Real rate = Nominal rate Less Inflation rate
Following points reflect the importance of nominal value:
- For bonds and preferred stock, the NV is essential to calculate the interest payments, market value, yield, and more. In the above example, we used the face value to calculate the annual interest on the bonds. Interest on bonds is a percentage of nominal value. Also, the redemptions premium that bondholders may get is a percentage over the bond’s face value.
- The nominal value affects the price of the bonds as well. Bond prices show as a percentage of the NV. The market price of a bond may be above or below or equal to the face value depending on the interest rates. If the market interest rate is above the bond’s interest rate, then the price of the bond will drop, and vice versa.
- Though companies issue bonds at face value, later these bonds trade at a premium or discount to the nominal value. The premium or discount depends on the market conditions and the reputation of the issuer.
- For preference shares also nominal value is significant. It helps in calculating the dividend amount and market value.

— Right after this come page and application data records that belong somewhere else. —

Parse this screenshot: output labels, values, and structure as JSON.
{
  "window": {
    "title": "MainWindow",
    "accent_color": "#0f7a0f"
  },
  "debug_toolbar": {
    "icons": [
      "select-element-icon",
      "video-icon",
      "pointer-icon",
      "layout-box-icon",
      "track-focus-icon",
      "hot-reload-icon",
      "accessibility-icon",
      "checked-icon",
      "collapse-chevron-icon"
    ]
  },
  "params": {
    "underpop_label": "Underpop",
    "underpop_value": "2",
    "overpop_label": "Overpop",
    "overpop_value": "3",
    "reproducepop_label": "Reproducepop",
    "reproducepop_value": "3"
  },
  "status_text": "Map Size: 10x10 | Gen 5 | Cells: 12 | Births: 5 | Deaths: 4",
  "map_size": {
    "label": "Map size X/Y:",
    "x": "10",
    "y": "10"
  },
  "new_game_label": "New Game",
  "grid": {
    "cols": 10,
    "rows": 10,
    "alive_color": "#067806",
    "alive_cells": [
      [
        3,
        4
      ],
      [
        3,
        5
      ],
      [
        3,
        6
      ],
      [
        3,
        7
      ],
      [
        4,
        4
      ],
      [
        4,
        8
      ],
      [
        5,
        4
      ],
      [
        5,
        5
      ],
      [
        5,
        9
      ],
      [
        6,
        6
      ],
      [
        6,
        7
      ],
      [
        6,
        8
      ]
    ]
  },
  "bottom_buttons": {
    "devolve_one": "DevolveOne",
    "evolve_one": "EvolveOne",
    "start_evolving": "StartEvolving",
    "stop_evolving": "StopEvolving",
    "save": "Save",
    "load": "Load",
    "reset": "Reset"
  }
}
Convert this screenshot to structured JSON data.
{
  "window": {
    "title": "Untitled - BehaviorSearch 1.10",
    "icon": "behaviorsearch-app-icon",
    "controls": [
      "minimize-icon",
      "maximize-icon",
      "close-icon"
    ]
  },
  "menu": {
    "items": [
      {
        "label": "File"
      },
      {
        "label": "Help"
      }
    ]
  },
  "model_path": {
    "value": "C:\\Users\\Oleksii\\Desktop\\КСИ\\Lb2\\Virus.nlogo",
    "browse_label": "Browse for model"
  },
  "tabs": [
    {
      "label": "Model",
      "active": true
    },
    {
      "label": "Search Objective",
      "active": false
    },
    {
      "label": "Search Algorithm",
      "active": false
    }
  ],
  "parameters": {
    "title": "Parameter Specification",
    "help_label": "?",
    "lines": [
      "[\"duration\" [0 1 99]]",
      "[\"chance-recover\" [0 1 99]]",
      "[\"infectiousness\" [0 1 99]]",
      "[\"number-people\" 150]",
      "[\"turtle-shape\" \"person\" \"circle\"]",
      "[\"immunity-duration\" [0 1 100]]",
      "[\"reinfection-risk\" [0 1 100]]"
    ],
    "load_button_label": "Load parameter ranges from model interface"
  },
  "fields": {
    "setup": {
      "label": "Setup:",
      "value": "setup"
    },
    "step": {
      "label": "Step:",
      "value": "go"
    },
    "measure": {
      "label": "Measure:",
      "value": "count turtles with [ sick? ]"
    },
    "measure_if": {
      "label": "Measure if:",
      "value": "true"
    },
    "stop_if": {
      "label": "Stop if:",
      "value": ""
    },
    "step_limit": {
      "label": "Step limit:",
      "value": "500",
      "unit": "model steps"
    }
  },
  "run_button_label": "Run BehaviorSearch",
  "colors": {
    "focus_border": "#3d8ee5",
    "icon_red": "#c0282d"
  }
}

- GDP value is also expressed in nominal terms. GDP (Gross Domestic Product) is the total amount of goods and services that a country produces. It is a measure of a country’s financial well being, with high GDP suggesting a strong economy.
Nominal Value vs. Market Value
As said above, the NV is the face value or the par value that remains constant. On the other hand, the market value is not consistent. The market value continues to fluctuate. And the fluctuation depends on the demand and supply of the security, as well as external factors.
For example, Company A issues its shares at face value of $10. It will not change. After it lists its shares on a stock exchange, the value of shares shoots up to $40. This $40 is the market value.
Another difference between the two is that NV is assigned arbitrarily, while demand and supply forces determine the market value.
Nominal Value vs Real Value
It is essential to know the difference between nominal and real value when it comes to economics. In economics, the NV is the value or percentage without adjusting for inflation. The real value, on the other hand, is the actual value that an investor would realize after adjusting for inflation.
Calculating real values gets very important in cases where inflation may skew the results significantly. For example, a bond offers a coupon rate of 3%, but inflation is 3.5%. The real rate, in this case, will be -0.5%, meaning the investor is actually at a loss with 3% interest.
GDP (Gross Domestic Product) figures are also in nominal terms. However, they do not always give the right picture. If a country has experienced a GDP growth, then the growth could be due to an increase in the price levels. If such is the case, then it is not the sign of a healthy economy. To get the accurate picture, we need to find the real GDP figure.
Even though the nominal values are simple and easy to understand, they suffer from a few drawbacks as well. These are:
- One should not just depend on the NV to make a decision. Often nominal values do not give an accurate picture.
- We must always base investment decisions on the real rate of return. It is because; taxes, inflation, and other costs play a crucial role in deciding whether or not to go for an investment. For example, if you are considering investing in a foreign country, then along with the nominal interest, you must consider the inflation rate, currency exchange fluctuations, and other factors to determine the viability of an investment.
- In terms of economics, the nominal value is useless when comparing over time. It is because it does not adjust for inflation.